Everyone in my family enjoys quiche, especially my husband; thus shattering the stereotype that "Real Men Don't Eat Quiche". Anyone who knows my husband would certainly say he's a real man. A burly, strong lumberjack of a guy who can wield an axe and grow some of the best tomatoes you've ever eaten in the garden he works with his own hands... but, I digress. Quiche is a wonderful entree to add to your menu. You can serve it for breakfast, brunch, lunch or dinner. It is filling, versatile, quick, simple and easy on the budget.
I was reading quiche recipes today when I realized I hadn't served this lovely dish since Christmas brunch. I usually make quiche when my chickens are laying eggs in abundance. Even if you have to buy eggs, quiche is still an inexpensive entree. If you serve it with a salad, you have a wonderfully balanced meal. I like to serve it frequently in the spring when fresh ingredients for the quiche and salad are abundant, but it's great any time!
Here's the basic recipe I use:
Basic Quiche
1 prebaked pie shell (I make my own crust... recipe follows)
1 teaspoon dijon mustard
3 large eggs
1 cup cream (light cream, heavy cream, half-and-half are all acceptable)
1/4 teaspoon salt
Pinch of black pepper
Pinch of ground nutmeg
Lightly brush the pie shell with mustard. Whisk together eggs, cream and seasoning. Pour mixture into pie shell, place on cookie sheet and bake at 350 until slightly puffy and a knife inserted in the center comes out clean. 30 - 40 minutes. Let cool about 15 minutes prior to serving.
While the quiche is baking, you can prep your salad to serve with it!

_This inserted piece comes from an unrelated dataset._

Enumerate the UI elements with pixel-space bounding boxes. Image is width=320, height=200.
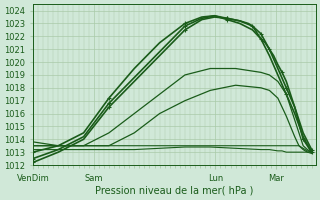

Here are some other family favorites, but remember to feel free to create your own.
Classic Quiche Lorraine
Cook 8 slices bacon in skillet until brown and crisp. Saute 1/2 chopped onion in the bacon grease until soft. Place 1 cup shredded swiss cheese in pie shell, add bacon and onion, top with egg mixture, sprinkle top with 2 - 3 tablespoons shredded swiss cheese.
Broccoli Quiche
Microwave 1 cup broccoli florets until tender (2 - 3 minutes). Coarsely chop and arrange in pie shell. Saute 1/2 chopped onioin and 1 minced garlic clove in 1 tablespoon olive oil until soft. Scatter over broccoli. Sprinkle with 1/2 cup cheddar cheese. Pour in egg mixture, sprinkle with paprika.
Bacon & Spinach Quiche
Cook 4 slices bacon in skillet until brown and crisp. Saute 1/4 chopped onion in the bacon grease until soft, add 1/2 cup frozen or 1 cup fresh spinach and cook until spinach is heated or wilted respectively. Place 1/2 cup shredded swiss cheese in pie shell, add bacon, spinach and onion, top with egg mixture, sprinkle top with 2 - 3 tablespoons shredded swiss cheese.
Ham & Cheese Quiche
Place 1 cup shredded cheddar cheese and 1 cup chopped ham in pie shell, top with egg mixture.
Pie Crust
2 cups flour
1 cup vegetable shortening
1 teaspoon salt
½ cup ice water…approximately.
This will make 23- 9” pie crusts. Put flour and salt in a medium mixing bowl. Add shortening or shortening and lard mix. Use a pastry blender or fork and cut the shortening into pieces that are no smaller than large peas. The larger pieces the better. Add ice water a little at a time and mix. You want the dough to just stick together, not be too moist. The dough should not be sticky at all. Round the dough in a ball. Try not to handle the dough more than absolutely necessary. Keeping the shortening in pieces is what makes the crust flaky. Wrap the rounded dough in plastic wrap or put in a ziplock bag. Put in refrigerator for at least an hour. This will allow the water to be uniformly absorbed and let the dough rest. Take out and divide into 2 equal pieces. Roll out dough on floured surface. Roll away from you , turn dough, roll away from you and turn dough, all the while, working it into a round. Use a pie pan to determine that you have the right size. It should be a couple of inches larger than the pan. Fold the dough over your rolling pin and place in the pie pan. For a baked pie shell, prick the dough with a fork all over the bottom and sides to keep it from bubbling up, cover with foil and fill with beans or pie weights. Bake in pre-heated oven at 425.